Taraflar arasındaki rekabet yasağı sözleşmesi 09.09.2013 tarihli olsa da davalının 26.03.2003 tarihinden itibaren davacı şirket nezdinde pazarlama elemanı, antrepo müdürü ve pazarlama müdürü olarak çalıştığı, anılan rekabet yasağı sözleşmesinin ise taraflar arasındaki hizmet/iş ilişkisine dair düzenlendiği anlaşılmaktadır. Bu sebeple taraflar arasındaki rekabet yasağı sözleşmesi ayrı bir metin halinde düzenlenmiş olsa da davacı ile davalı arasındaki hizmet sözleşmesinin eki/devamı niteliğindedir.

Her ne kadar Özel Dairece; TBK’nın 420/1 inci maddesinin rekabet yasağı sözleşmesine uygulanamayacağı, ayrıca taraflar arasındaki rekabet yasağı sözleşmesinin hizmet sözleşmesinden ayrı bir sözleşme olarak akdedildiği belirtilmiş ise de; taraflar arasındaki rekabet yasağı sözleşmesi, bünyesinde barındırdığı unsurlar itibariyle davacı ile davalı arasındaki hizmet/iş sözleşmesinin eki/devamı niteliğinde olduğundan sözleşme metninin hizmet sözleşmesinden ayrı düzenlenmiş olması, anılan rekabet yasağı sözleşmesini hizmet sözleşmesinden bağımsız bir sözleşme niteliğinde olduğunu kabul için yeterli değildir.

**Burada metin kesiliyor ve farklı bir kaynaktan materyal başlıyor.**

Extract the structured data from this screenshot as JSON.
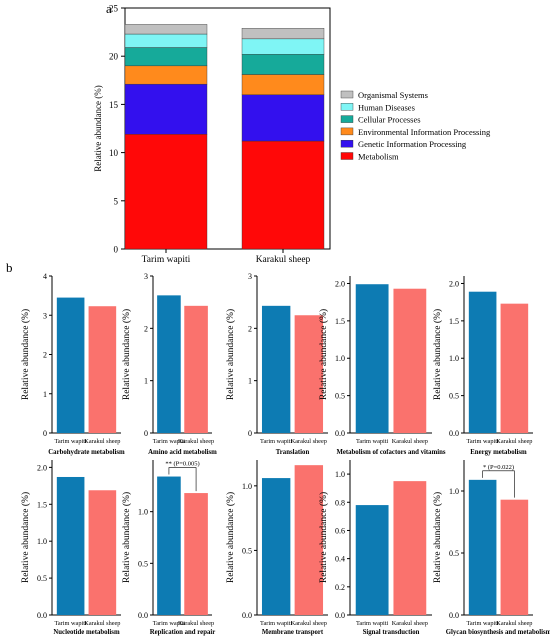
{
  "panel_a_letter": "a",
  "panel_b_letter": "b",
  "colors": {
    "organismal": "#c0c0c0",
    "human": "#7ff5f5",
    "cellular": "#16aa9a",
    "environmental": "#ff8a1c",
    "genetic": "#3310ee",
    "metabolism": "#ff0808",
    "tarim": "#0d7bb3",
    "karakul": "#fa726d"
  },
  "chart_data": [
    {
      "type": "bar",
      "stacked": true,
      "ylabel": "Relative abundance (%)",
      "xlabel": "",
      "ylim": [
        0,
        25
      ],
      "yticks": [
        "0",
        "5",
        "10",
        "15",
        "20",
        "25"
      ],
      "categories": [
        "Tarim wapiti",
        "Karakul sheep"
      ],
      "legend_position": "right",
      "series": [
        {
          "name": "Metabolism",
          "values": [
            11.9,
            11.2
          ]
        },
        {
          "name": "Genetic Information Processing",
          "values": [
            5.2,
            4.8
          ]
        },
        {
          "name": "Environmental Information Processing",
          "values": [
            1.9,
            2.1
          ]
        },
        {
          "name": "Cellular Processes",
          "values": [
            1.9,
            2.1
          ]
        },
        {
          "name": "Human Diseases",
          "values": [
            1.4,
            1.6
          ]
        },
        {
          "name": "Organismal Systems",
          "values": [
            1.0,
            1.1
          ]
        }
      ],
      "legend_order": [
        "Organismal Systems",
        "Human Diseases",
        "Cellular Processes",
        "Environmental Information Processing",
        "Genetic Information Processing",
        "Metabolism"
      ]
    },
    {
      "type": "bar",
      "title": "Carbohydrate metabolism",
      "ylabel": "Relative abundance (%)",
      "categories": [
        "Tarim wapiti",
        "Karakul sheep"
      ],
      "values": [
        3.45,
        3.23
      ],
      "ylim": [
        0,
        4
      ],
      "yticks": [
        "0",
        "1",
        "2",
        "3",
        "4"
      ],
      "annotation": ""
    },
    {
      "type": "bar",
      "title": "Amino acid metabolism",
      "ylabel": "Relative abundance (%)",
      "categories": [
        "Tarim wapiti",
        "Karakul sheep"
      ],
      "values": [
        2.63,
        2.43
      ],
      "ylim": [
        0,
        3
      ],
      "yticks": [
        "0",
        "1",
        "2",
        "3"
      ],
      "annotation": ""
    },
    {
      "type": "bar",
      "title": "Translation",
      "ylabel": "Relative abundance (%)",
      "categories": [
        "Tarim wapiti",
        "Karakul sheep"
      ],
      "values": [
        2.43,
        2.25
      ],
      "ylim": [
        0,
        3
      ],
      "yticks": [
        "0",
        "1",
        "2",
        "3"
      ],
      "annotation": ""
    },
    {
      "type": "bar",
      "title": "Metabolism of cofactors and vitamins",
      "ylabel": "Relative abundance (%)",
      "categories": [
        "Tarim wapiti",
        "Karakul sheep"
      ],
      "values": [
        1.99,
        1.93
      ],
      "ylim": [
        0,
        2.1
      ],
      "yticks": [
        "0.0",
        "0.5",
        "1.0",
        "1.5",
        "2.0"
      ],
      "annotation": ""
    },
    {
      "type": "bar",
      "title": "Energy metabolism",
      "ylabel": "Relative abundance (%)",
      "categories": [
        "Tarim wapiti",
        "Karakul sheep"
      ],
      "values": [
        1.89,
        1.73
      ],
      "ylim": [
        0,
        2.1
      ],
      "yticks": [
        "0.0",
        "0.5",
        "1.0",
        "1.5",
        "2.0"
      ],
      "annotation": ""
    },
    {
      "type": "bar",
      "title": "Nucleotide metabolism",
      "ylabel": "Relative abundance (%)",
      "categories": [
        "Tarim wapiti",
        "Karakul sheep"
      ],
      "values": [
        1.87,
        1.69
      ],
      "ylim": [
        0,
        2.1
      ],
      "yticks": [
        "0.0",
        "0.5",
        "1.0",
        "1.5",
        "2.0"
      ],
      "annotation": ""
    },
    {
      "type": "bar",
      "title": "Replication and repair",
      "ylabel": "Relative abundance (%)",
      "categories": [
        "Tarim wapiti",
        "Karakul sheep"
      ],
      "values": [
        1.34,
        1.18
      ],
      "ylim": [
        0,
        1.5
      ],
      "yticks": [
        "0.0",
        "0.5",
        "1.0"
      ],
      "annotation": "** (P=0.005)"
    },
    {
      "type": "bar",
      "title": "Membrane transport",
      "ylabel": "Relative abundance (%)",
      "categories": [
        "Tarim wapiti",
        "Karakul sheep"
      ],
      "values": [
        1.06,
        1.16
      ],
      "ylim": [
        0,
        1.2
      ],
      "yticks": [
        "0.0",
        "0.5",
        "1.0"
      ],
      "annotation": ""
    },
    {
      "type": "bar",
      "title": "Signal transduction",
      "ylabel": "Relative abundance (%)",
      "categories": [
        "Tarim wapiti",
        "Karakul sheep"
      ],
      "values": [
        0.78,
        0.95
      ],
      "ylim": [
        0,
        1.1
      ],
      "yticks": [
        "0.0",
        "0.2",
        "0.4",
        "0.6",
        "0.8",
        "1.0"
      ],
      "annotation": ""
    },
    {
      "type": "bar",
      "title": "Glycan biosynthesis and metabolism",
      "ylabel": "Relative abundance (%)",
      "categories": [
        "Tarim wapiti",
        "Karakul sheep"
      ],
      "values": [
        1.09,
        0.93
      ],
      "ylim": [
        0,
        1.25
      ],
      "yticks": [
        "0.0",
        "0.5",
        "1.0"
      ],
      "annotation": "* (P=0.022)"
    }
  ]
}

Bu kabul neticesinde ise taraflar arasında düzenlenen ve hizmet sözleşmesinin eki/devamı niteliğindeki rekabet yasağı sözleşmesi de hizmet sözleşmelerine dair TBK’da düzenlenen emredici düzenlemelere tabidir. Dolayısıyla taraflar arasındaki hizmet sözleşmesinin eki/devamı niteliğindeki rekabet yasağı sözleşmesinde sadece davalı aleyhine öngörülen ve uyuşmazlık kapsamında talep edilen ceza koşuluna ilişkin düzenleme, TBK’nın 420/1 inci maddesi gereğince geçersiz olup anılan ceza koşuluna dair geçersiz sözleşme hükmüne dayalı olarak ceza koşulu talep edilemez.

Tüm bu nedenlerle Bölge Adliye Mahkemesinin direnme kararının onanması gerektiği kanaatiyle direnme kararının Özel Dairenin bozma kararındaki nedenlerle bozulmasına dair değerli çoğunluk görüşüne katılamıyorum.